Luiz Mendes: Foi aquele casal de negros, tão rejeitado pelo racismo de meu pai, que cuidou dele
Foi aquele casal de negros, sempre tão rejeitado pelo racismo de meu pai, que cuidou dele no final da vida. Por amor à minha mãe, eles passaram por cima das humilhações e dos maus-tratos, socorreram e ficaram ao lado dele até o fim
Meu pai, além de alcoólatra, machista e homofóbico, também era racista. Parece que racismo é apenas uma das expressões do mau-caratismo de algumas pessoas. Geralmente o sujeito racista é machista e homofóbico também. É parte de uma cultura e pertence a um tempo. Quando eu era rapaz, ser machista e odiar homossexuais era uma afirmação pessoal. O racismo, já na época, era mascarado. As pessoas não diziam abertamente que não aceitavam a igualdade racial. Somos um país de mestiços e, na periferia, sempre foi temerário atacar outras raças. Mas meu pai era um homem valente; batia em todos e nunca soube que ele houvesse apanhado. Por conta disso, ele dizia o que queria, sem receios. Humilhava com suas piadas infames e seus dizeres desqualificativos.

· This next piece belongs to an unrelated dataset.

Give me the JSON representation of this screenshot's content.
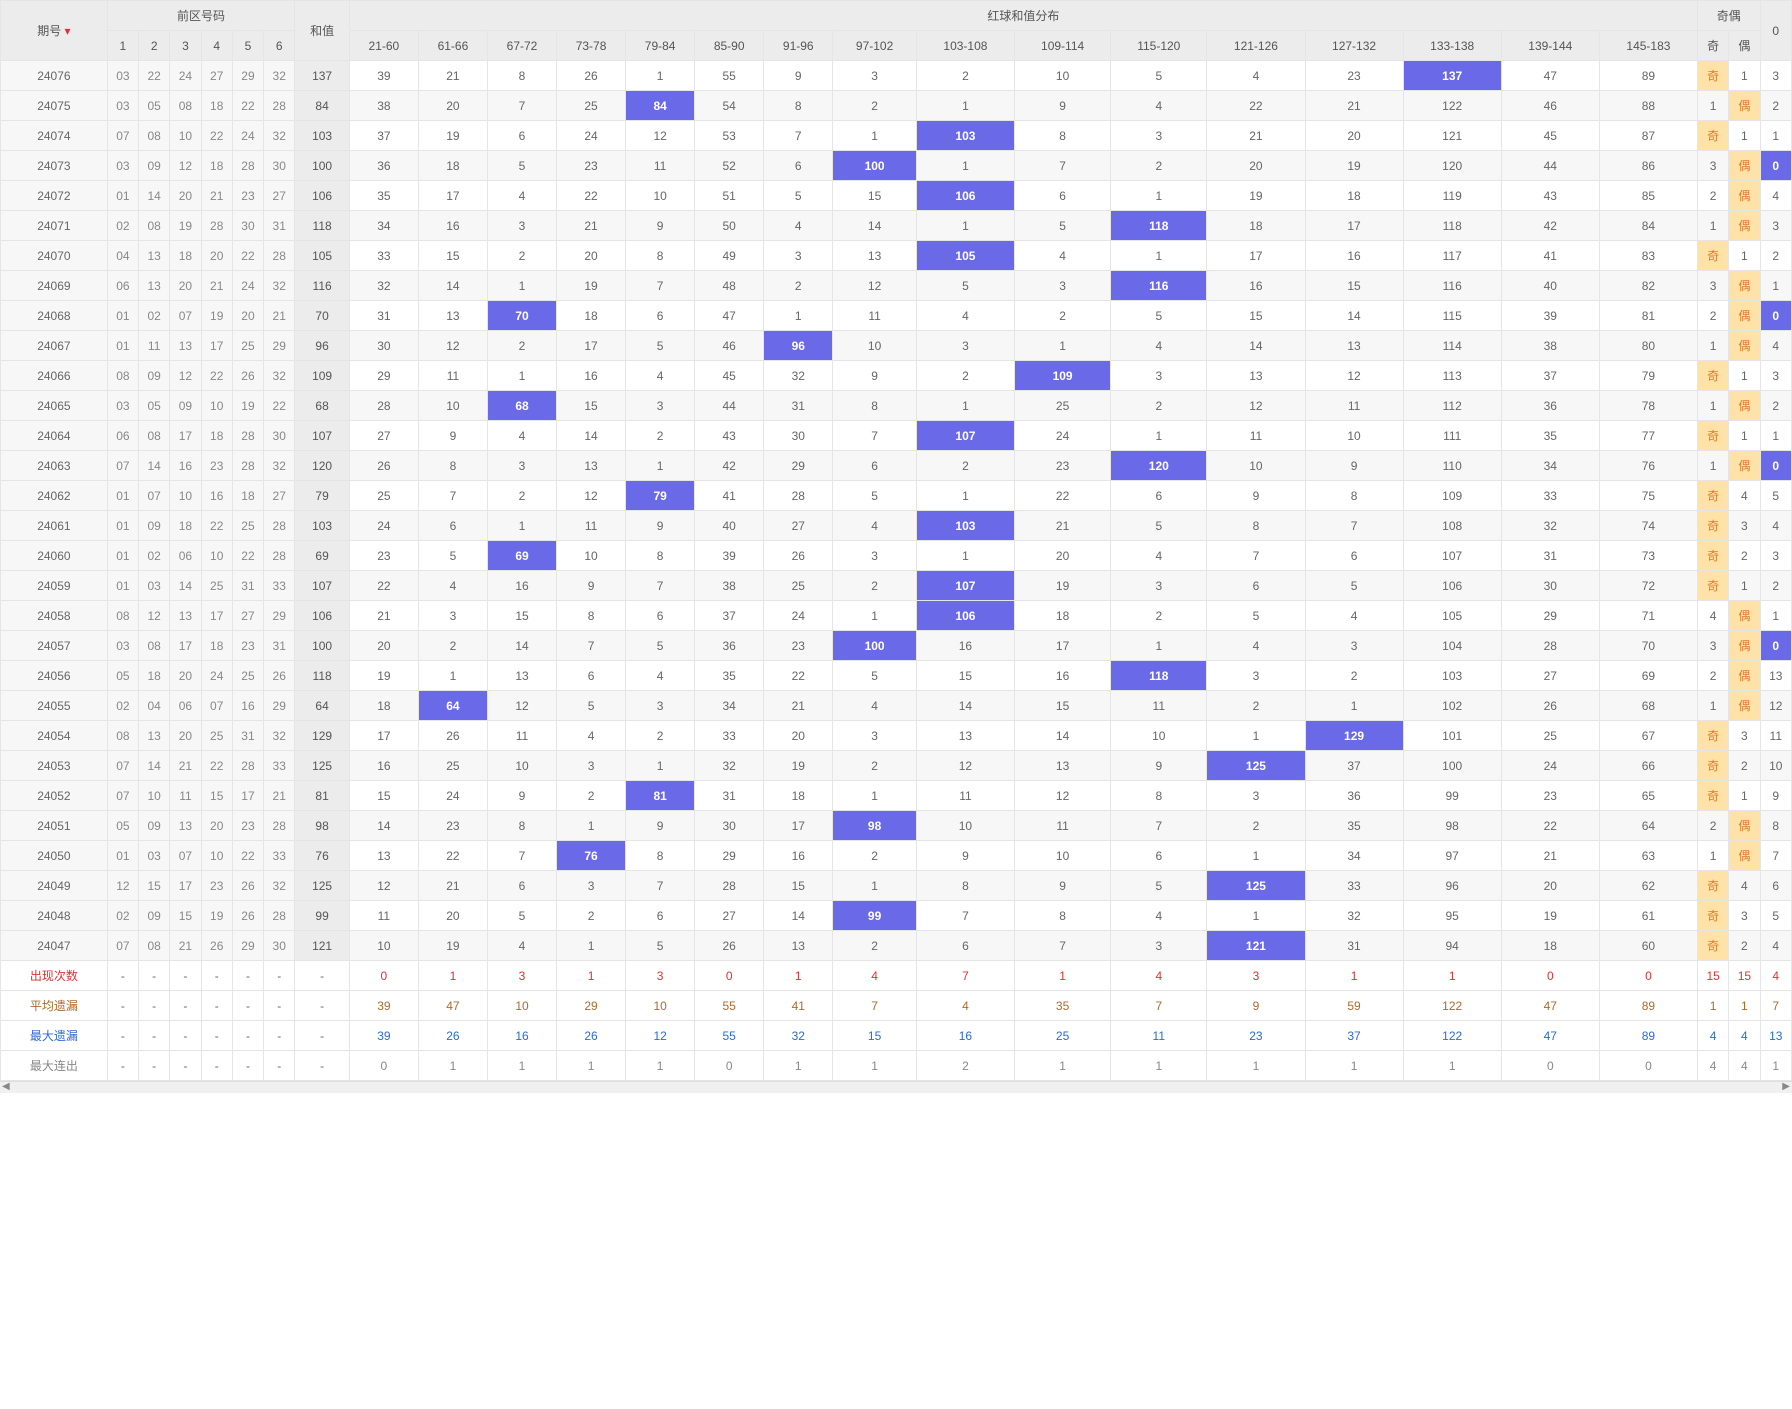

Minha mãe, ao contrário, gostava de todo mundo e não tinha preconceitos. Morávamos em uma vila de casas. Em frente, morava um casal de negros. Logo chegou Matilde, irmã do rapaz. A pobreza era tão grande, que eles saíam para trabalhar e deixavam a moça com pouca alimentação em casa. Dona Eida, minha mãe, se pegou de amores pela moça e, escondida de meu pai, dividia nossa comida com ela. Ele detestava a moça só porque ela era negra e não aceitava aquela amizade. Dona Eida brigou, teimou, insistiu e jamais deixou Matilde em falta. Com o tempo, meu pai foi obrigado a aceitar.
Eu já cumpria pena, mas apoiei minha mãe em suas atitudes. Entre nós, presos, não havia preconceitos de cor. A maior parte das pessoas aprisionadas é jovem, negra e mora nas periferias das grandes cidades. A constante superlotação dos presídios nos comprimia literalmente. Misturávamos suores, odores e sofríamos as mesmas dores juntos. Éramos “família” em cada xadrez, eram “irmãos” que moravam conosco. E eles tinham tantas cores quantas existem na raça humana.
AMOR E CUIDADO
Foi minha mãe quem apresentou Matilde para Balbino. Ele já era apaixonado e tinha a mesma cor de sua pele. Não posso imaginar quais os truques que dona Eida usou para meu pai aceitar ser padrinho do casamento deles. Depois foram padrinhos da primeira filha e, a contragosto de “seu” Luiz, meu pai, começaram a se visitar. Eles tiveram mais três filhos e “seu” Luiz acabou por se render à paixão que sentia por crianças. Ninguém mais recebia meus pais, nem as famílias deles, por conta do alcoolismo e da estupidez de “seu” Luiz. Somente aquele casal, sempre tão rejeitado, os aceitavam. Suportavam todo o peso do racismo dele por amor à minha mãe. Até com as crianças, que ele gostava tanto, ele era racista. Chamava-os por nomes ofensivos aos negros. Matilde tratava dona Eida como mãe, chamava a mim de irmão e eu sempre tive orgulho disso. Eles davam à minha mãe o amor e o cuidado que nunca pude dar, e eu lhes era imensamente grato por isso.
Minha mãe teve derrame e ficou com o lado direito do corpo paralisado. Matilde ajeitou tudo para que ela fosse morar na casa ao lado da sua, para poder cuidar dela. Foi nesse tempo que “seu” Luiz começou a enlouquecer. Décadas de alcoolismo e tabagismo destruíram seu cérebro. Quebrou a bacia, depois o braço, agredia pessoas e dava trabalho. Tiveram que separar os dois porque ficou perigoso; ele dormia com uma faca embaixo do travesseiro. Durante um ano, ele desequilibrou-se e ruiu sobre seus próprios escombros. No fim, ficou louco, foi internado e morreu no hospital. E foi o casal de negros que cuidou dele esse tempo todo. Sofreram agressões físicas e verbais, compraram remédios caros, levando-o a consultas, internações em hospitais e cuidando até de sua higiene pessoal. Foram as únicas pessoas que se interessaram por ele e sua dor. Passaram por cima das humilhações e dos maus-tratos; cuidaram, socorreram e foram até o fim. Eles o enterraram, me avisaram de sua morte e ficaram cuidando de minha mãe até que eu saísse da prisão.
A Matilde e Balbino, meu agradecimento profundo.